To pronounce the scwha, all you need to do is ask your deeper vocal components to do their
usual work to produce a vowel – any vowel, without having your mouth do any of the
necessary work to specify precisely which vowel. The resulting sound can be estimated to
constitute something close to half of all vowel instances in the English language, regardless
of dialect. How is this possible? To what letter does this phoneme correspond, and how can
it occur so frequently?
The answer, in reality, is that all written vowels may produce this sound, under certain
conditions. English is a lazy language. It values efficiency over all else; between the
disyllabic Germanic “Steep edge” and the more romantic “Vertiginous Precipice”, people will
opt for the former in 99 out of 100 cases. Having first reduced the number of syllables to the
reasonable minimum, the next logical step is reducing how many of the remaining ones we
elect to pronounce properly. The tonic, or stressed syllable will clearly be respected, but
virtually all other vowels in a given word are candidates for schwafication.

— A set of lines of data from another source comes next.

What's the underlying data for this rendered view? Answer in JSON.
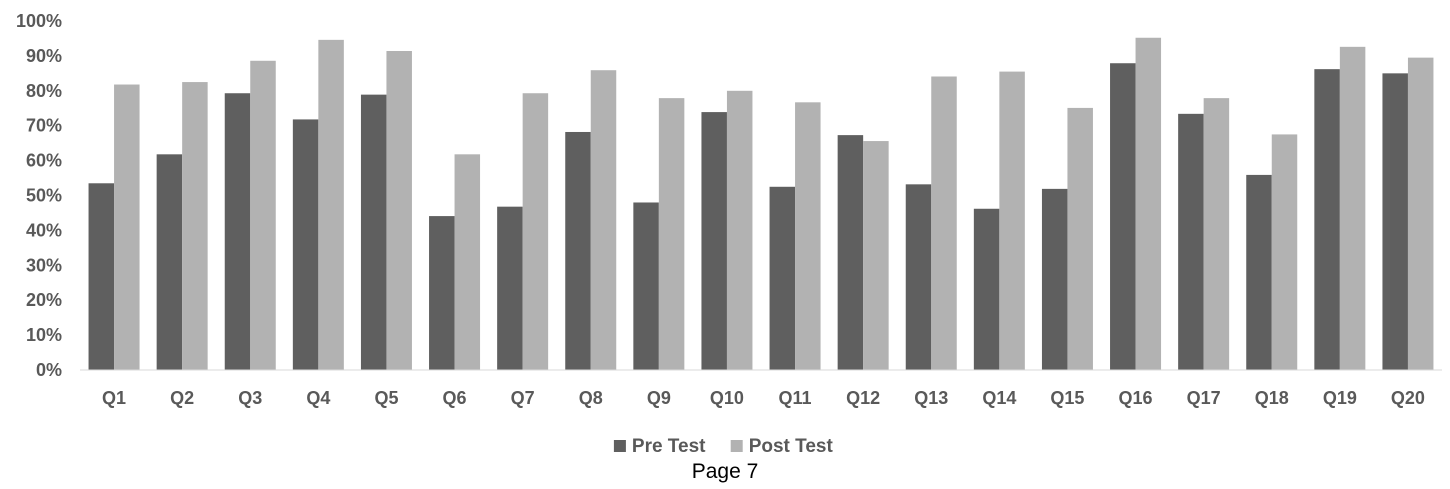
{
  "chart_data": {
    "type": "bar",
    "categories": [
      "Q1",
      "Q2",
      "Q3",
      "Q4",
      "Q5",
      "Q6",
      "Q7",
      "Q8",
      "Q9",
      "Q10",
      "Q11",
      "Q12",
      "Q13",
      "Q14",
      "Q15",
      "Q16",
      "Q17",
      "Q18",
      "Q19",
      "Q20"
    ],
    "series": [
      {
        "name": "Pre Test",
        "color": "#5f5f5f",
        "values": [
          53.5,
          61.8,
          79.3,
          71.8,
          78.9,
          44.1,
          46.8,
          68.2,
          48.0,
          73.9,
          52.5,
          67.3,
          53.2,
          46.2,
          51.9,
          87.9,
          73.4,
          55.9,
          86.2,
          85.0
        ]
      },
      {
        "name": "Post Test",
        "color": "#b2b2b2",
        "values": [
          81.8,
          82.5,
          88.6,
          94.6,
          91.4,
          61.8,
          79.3,
          85.9,
          77.9,
          80.0,
          76.7,
          65.6,
          84.1,
          85.5,
          75.1,
          95.2,
          77.9,
          67.5,
          92.6,
          89.5
        ]
      }
    ],
    "ylim": [
      0,
      100
    ],
    "yticks": [
      "0%",
      "10%",
      "20%",
      "30%",
      "40%",
      "50%",
      "60%",
      "70%",
      "80%",
      "90%",
      "100%"
    ],
    "legend_position": "bottom",
    "grid": false
  },
  "footer": {
    "page_label": "Page 7"
  }
}
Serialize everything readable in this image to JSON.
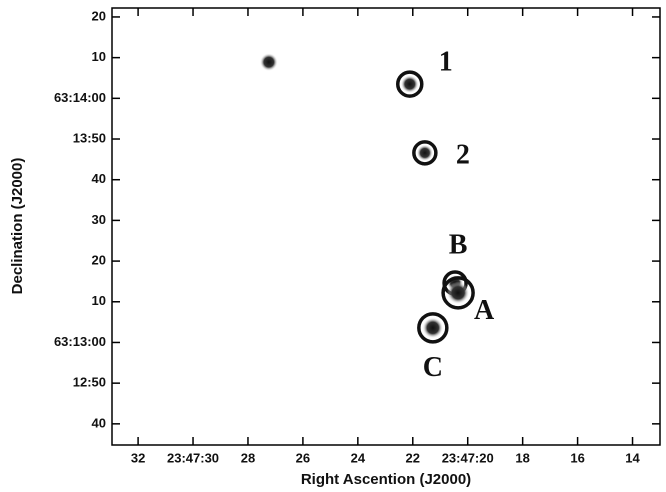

Take the word ‘Believable’, for example. Of the four vowel sounds heard in this word, three
of them are schwas; only the tonic ‘…liev…’ is truly enunciated. How would the hypothetical
words ‘Bilieveble’, ‘Bolievible’, ‘Bulievoble’ and ‘Balievuble’ be pronounced? Exactly the
same. They would be homophones, as much to each other as to the original ‘Believable’.
For anybody, be they student or teacher, who wishes to take their first few steps towards a
profound exploration of English phonetics, I really do feel that something as unique, integral
and cutely-named as the schwa is the most perfect place to start.